I think dogs are more intelligent than we think sometimes. There are many well trained police dogs that view the helper differently when they are doing sport. Kutter vom Landesberg is an active police k9 and still does his sport work like most sport dogs.

http://www.youtube.com/watch?v=njWkdYhrCgU

Pascha de zennevallei's training was super hard, very hard prong corrections yet his intensity never reduced. There arent too many dogs with this kind of drive, yet he was very sporty, doesn't mean he couldn't be a police dog later. 

http://www.youtube.com/watch?v=3XlfZVbMjQE


----------



## Dave Colborn (Mar 25, 2009)

That dog is pretty clean in all his behaviors. I bet if you told the helper and handler to prep him as a police dog (patrol) and gave requirements, they could train him just fine.

If that dog tested out well environmentally and could hunt, I would be fine training him for police work, although he seemed to show what could be pre-avoidance behavior around :11 backing up, bark changing. He definitely got more defensive there, and that is with a prey object/training equipment present. I'd have to see it in person and see if I was willing to work with it, or if it just appears that way on video. Other than that I would bet on him being trainable to stick with the man instead of equipment. I get the feeling, with nothing concrete to back it up, that the reason the handler is calling him back so quickly is so that the helper doesn't get bit, or create that problem of the dog getting a dirty re-bite.

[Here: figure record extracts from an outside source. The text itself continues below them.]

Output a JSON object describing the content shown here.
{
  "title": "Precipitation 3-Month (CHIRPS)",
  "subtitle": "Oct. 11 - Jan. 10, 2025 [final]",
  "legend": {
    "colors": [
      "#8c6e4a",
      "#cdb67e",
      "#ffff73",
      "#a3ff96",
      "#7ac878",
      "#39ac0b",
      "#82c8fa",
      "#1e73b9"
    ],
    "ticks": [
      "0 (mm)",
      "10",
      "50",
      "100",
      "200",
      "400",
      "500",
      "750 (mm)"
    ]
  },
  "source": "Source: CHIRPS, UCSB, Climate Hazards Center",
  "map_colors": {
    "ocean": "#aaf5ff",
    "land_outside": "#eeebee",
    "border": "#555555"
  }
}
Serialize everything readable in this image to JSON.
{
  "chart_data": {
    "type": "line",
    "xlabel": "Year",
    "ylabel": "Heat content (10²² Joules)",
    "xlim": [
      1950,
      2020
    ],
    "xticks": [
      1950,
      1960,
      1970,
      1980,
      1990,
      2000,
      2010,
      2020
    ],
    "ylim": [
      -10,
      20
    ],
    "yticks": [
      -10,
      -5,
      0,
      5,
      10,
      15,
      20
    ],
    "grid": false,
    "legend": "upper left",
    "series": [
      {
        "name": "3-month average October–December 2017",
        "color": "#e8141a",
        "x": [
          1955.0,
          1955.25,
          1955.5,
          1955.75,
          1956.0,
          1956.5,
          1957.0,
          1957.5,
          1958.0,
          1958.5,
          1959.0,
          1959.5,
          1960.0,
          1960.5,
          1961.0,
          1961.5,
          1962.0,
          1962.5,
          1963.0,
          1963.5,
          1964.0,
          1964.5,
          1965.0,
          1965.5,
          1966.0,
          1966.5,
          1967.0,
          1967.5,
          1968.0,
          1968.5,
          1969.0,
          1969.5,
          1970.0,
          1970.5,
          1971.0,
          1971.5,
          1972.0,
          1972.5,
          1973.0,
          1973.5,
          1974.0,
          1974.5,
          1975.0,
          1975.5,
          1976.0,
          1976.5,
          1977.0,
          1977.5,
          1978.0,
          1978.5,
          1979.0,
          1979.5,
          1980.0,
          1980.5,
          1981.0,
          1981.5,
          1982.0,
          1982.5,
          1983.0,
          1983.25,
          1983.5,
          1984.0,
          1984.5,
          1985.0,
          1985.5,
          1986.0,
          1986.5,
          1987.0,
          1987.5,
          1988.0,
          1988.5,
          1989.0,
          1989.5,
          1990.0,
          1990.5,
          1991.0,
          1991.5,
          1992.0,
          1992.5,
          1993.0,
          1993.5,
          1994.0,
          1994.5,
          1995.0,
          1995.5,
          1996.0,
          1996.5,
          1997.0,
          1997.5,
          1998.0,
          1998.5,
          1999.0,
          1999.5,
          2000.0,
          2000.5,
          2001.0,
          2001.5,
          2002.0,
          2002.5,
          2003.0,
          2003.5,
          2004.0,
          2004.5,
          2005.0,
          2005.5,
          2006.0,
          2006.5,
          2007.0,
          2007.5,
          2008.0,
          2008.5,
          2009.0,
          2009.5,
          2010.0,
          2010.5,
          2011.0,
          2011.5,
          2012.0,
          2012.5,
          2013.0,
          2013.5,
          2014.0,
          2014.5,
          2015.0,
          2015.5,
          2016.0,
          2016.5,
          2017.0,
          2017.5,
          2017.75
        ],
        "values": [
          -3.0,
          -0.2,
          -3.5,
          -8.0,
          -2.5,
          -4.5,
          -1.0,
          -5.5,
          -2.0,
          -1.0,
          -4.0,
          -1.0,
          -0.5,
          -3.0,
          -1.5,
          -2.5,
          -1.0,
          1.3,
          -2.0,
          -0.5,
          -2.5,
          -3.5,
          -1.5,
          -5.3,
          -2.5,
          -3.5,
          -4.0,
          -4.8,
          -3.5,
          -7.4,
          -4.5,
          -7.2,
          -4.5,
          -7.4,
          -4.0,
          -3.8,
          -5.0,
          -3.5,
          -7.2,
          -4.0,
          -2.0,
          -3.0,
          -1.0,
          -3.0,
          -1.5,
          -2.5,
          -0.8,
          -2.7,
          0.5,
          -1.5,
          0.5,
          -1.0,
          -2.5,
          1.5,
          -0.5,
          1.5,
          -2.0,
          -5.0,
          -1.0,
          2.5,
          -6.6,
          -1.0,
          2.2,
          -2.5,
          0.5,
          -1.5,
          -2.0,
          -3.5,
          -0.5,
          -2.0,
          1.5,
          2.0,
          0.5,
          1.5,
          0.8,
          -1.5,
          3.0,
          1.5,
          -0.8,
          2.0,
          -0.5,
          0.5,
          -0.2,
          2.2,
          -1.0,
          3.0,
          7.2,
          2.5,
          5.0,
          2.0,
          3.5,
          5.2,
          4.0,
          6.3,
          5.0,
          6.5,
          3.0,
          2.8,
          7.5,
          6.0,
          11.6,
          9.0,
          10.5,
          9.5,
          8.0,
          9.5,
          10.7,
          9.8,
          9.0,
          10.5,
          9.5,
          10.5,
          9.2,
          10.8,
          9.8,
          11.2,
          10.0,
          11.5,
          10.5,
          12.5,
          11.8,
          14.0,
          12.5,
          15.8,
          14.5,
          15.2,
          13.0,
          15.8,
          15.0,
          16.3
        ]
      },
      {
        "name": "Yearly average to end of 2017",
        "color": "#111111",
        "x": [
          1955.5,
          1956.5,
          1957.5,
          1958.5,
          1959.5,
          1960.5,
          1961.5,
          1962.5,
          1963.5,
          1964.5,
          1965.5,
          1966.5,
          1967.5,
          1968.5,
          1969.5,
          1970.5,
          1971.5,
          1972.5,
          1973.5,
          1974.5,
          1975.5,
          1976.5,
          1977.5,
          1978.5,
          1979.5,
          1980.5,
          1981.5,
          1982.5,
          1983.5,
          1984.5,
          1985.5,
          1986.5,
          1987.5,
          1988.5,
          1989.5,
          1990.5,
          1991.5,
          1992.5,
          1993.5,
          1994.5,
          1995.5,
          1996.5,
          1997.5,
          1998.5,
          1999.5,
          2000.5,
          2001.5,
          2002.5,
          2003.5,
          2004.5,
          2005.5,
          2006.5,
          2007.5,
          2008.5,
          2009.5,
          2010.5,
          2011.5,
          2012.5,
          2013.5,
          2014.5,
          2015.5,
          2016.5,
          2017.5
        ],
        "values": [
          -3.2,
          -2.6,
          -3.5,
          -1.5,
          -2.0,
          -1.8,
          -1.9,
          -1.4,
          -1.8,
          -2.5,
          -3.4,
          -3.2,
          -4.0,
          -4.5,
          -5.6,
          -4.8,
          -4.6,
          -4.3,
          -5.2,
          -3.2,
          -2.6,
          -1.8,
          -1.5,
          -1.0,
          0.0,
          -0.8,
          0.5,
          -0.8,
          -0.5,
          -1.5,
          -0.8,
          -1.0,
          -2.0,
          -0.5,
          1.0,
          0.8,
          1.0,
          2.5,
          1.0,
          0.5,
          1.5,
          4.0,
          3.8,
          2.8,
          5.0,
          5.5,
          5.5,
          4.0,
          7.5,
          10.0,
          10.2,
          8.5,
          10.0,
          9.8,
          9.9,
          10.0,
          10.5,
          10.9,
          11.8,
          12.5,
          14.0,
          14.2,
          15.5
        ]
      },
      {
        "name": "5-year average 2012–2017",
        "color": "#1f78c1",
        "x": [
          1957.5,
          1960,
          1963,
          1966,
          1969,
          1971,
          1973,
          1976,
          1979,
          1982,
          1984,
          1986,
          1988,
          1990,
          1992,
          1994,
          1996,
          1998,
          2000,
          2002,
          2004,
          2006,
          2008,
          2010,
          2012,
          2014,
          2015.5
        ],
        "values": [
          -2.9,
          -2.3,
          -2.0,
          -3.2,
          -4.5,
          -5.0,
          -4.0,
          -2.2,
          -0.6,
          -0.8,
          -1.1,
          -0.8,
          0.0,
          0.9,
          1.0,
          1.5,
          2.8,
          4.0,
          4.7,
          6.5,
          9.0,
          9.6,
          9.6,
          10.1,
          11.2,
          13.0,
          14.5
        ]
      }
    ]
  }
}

It is my belief that this dog, would actually bite the helper/decoy/bad guy without any equipment with very little additional training if any. I think if you have a reasonably solid dog, you can do this with most dogs. The more sporty looking, higher prey dogs are the ones that I am talking about. The one no one has shown much threat to l in training. The dog that perceive it as a "game" especially. 

I would be looking for a different dog now, than any that the military every gave me when I was actually working, and I would certainly train in a different manner to bring the best out in the dog. Not to say there aren't good military dogs out there because I see them regularyly, I just have a way different perspective now, than I used to have of what is actually needed in a dog.

Nice looking dog, and helper work. Thanks for posting the video Will!


----------